Accountability to My Goals
Setting aside time to prep and plan my menu each week keeps me accountable. It keeps me focused on my health and weight loss goals when life gets hectic. I stick to my meal schedule and feel proud cooking tasty food that nourishes and fuels my body. Anytime I need motivation, I remember how awesome meal prepping makes me feel.
Knowing the effort I put in on my designated prep day motivates me to stick to what I’ve made for the week. Whether it’s pre-packing a healthy lunch before going out with friends or passing on snacks in the office, I remind myself of the work I did to set myself up for success. This keeps me consistent.

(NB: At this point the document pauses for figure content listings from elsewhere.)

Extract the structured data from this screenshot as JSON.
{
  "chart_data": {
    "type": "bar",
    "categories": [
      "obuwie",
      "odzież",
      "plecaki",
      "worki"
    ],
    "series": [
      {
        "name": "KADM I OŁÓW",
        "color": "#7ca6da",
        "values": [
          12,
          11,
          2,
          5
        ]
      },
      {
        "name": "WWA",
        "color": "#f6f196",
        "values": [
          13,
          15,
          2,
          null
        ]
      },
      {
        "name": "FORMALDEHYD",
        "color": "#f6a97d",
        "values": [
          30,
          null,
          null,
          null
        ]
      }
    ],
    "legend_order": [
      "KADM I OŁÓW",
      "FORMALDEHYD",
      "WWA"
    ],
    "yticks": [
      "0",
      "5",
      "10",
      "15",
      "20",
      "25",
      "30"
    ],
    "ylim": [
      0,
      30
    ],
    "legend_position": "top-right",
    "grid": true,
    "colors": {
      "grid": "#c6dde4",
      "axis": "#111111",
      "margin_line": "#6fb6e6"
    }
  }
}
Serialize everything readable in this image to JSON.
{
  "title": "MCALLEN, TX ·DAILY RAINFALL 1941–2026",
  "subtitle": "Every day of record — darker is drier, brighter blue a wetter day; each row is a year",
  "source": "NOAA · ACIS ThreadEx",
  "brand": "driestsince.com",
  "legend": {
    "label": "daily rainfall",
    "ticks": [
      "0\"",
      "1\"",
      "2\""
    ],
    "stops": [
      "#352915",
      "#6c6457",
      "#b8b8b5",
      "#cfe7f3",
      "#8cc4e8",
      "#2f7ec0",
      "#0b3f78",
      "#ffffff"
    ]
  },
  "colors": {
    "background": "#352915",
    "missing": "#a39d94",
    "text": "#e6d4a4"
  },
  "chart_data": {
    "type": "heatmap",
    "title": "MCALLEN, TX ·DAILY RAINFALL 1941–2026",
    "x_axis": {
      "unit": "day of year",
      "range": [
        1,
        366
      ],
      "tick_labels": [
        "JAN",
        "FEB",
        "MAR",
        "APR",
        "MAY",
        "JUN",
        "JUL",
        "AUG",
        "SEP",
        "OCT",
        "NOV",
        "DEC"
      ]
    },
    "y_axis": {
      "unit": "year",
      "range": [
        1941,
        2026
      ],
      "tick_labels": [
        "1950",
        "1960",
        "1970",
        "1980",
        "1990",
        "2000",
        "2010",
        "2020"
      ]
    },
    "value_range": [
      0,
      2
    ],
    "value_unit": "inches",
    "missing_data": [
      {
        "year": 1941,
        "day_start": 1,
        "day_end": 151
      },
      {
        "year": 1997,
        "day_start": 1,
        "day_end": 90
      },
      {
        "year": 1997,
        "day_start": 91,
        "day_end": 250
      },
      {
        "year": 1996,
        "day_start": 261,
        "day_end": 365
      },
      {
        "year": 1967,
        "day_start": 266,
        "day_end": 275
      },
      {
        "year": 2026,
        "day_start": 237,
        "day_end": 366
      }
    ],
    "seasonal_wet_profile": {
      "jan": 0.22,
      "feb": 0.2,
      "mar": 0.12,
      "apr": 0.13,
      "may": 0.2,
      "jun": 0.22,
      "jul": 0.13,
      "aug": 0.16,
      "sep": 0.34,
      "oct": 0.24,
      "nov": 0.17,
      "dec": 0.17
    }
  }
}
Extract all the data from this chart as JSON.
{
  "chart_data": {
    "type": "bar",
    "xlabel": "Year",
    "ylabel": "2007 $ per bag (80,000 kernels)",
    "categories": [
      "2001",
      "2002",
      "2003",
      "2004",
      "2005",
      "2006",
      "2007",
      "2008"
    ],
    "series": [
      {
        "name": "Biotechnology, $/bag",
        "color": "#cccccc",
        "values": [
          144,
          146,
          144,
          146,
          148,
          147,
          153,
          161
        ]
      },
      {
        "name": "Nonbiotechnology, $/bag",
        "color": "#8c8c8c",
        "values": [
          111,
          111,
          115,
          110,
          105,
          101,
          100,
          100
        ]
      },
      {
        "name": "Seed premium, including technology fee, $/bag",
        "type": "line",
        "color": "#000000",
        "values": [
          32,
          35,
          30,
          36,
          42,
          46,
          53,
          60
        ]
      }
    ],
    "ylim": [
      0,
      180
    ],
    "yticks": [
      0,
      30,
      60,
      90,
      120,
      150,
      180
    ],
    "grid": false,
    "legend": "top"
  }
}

The habit also keeps me on track with grocery shopping. I plan what recipes I’m making for the week and make an organized shopping list to match. Sticking to the list prevents me from impulse buys at the store that could throw off my meal plan. And it saves money on my grocery bill!
Setting aside prep time every Sunday helps reinforce my weight loss goals mentally too. It puts me in a focused, health-conscious mindset at the start of each week. I feel prepared, motivated and excited to follow my plan, instead of lost or unsure. Progress pictures help me visualize my hard work too – seeing those first few pounds drop from meal prepping pushed me to keep going.
If you want to get healthier and drop weight too, I seriously recommend trying meal prepping. It a total game changer! The effort pays off big time with amazing results over time. Just take it week by week.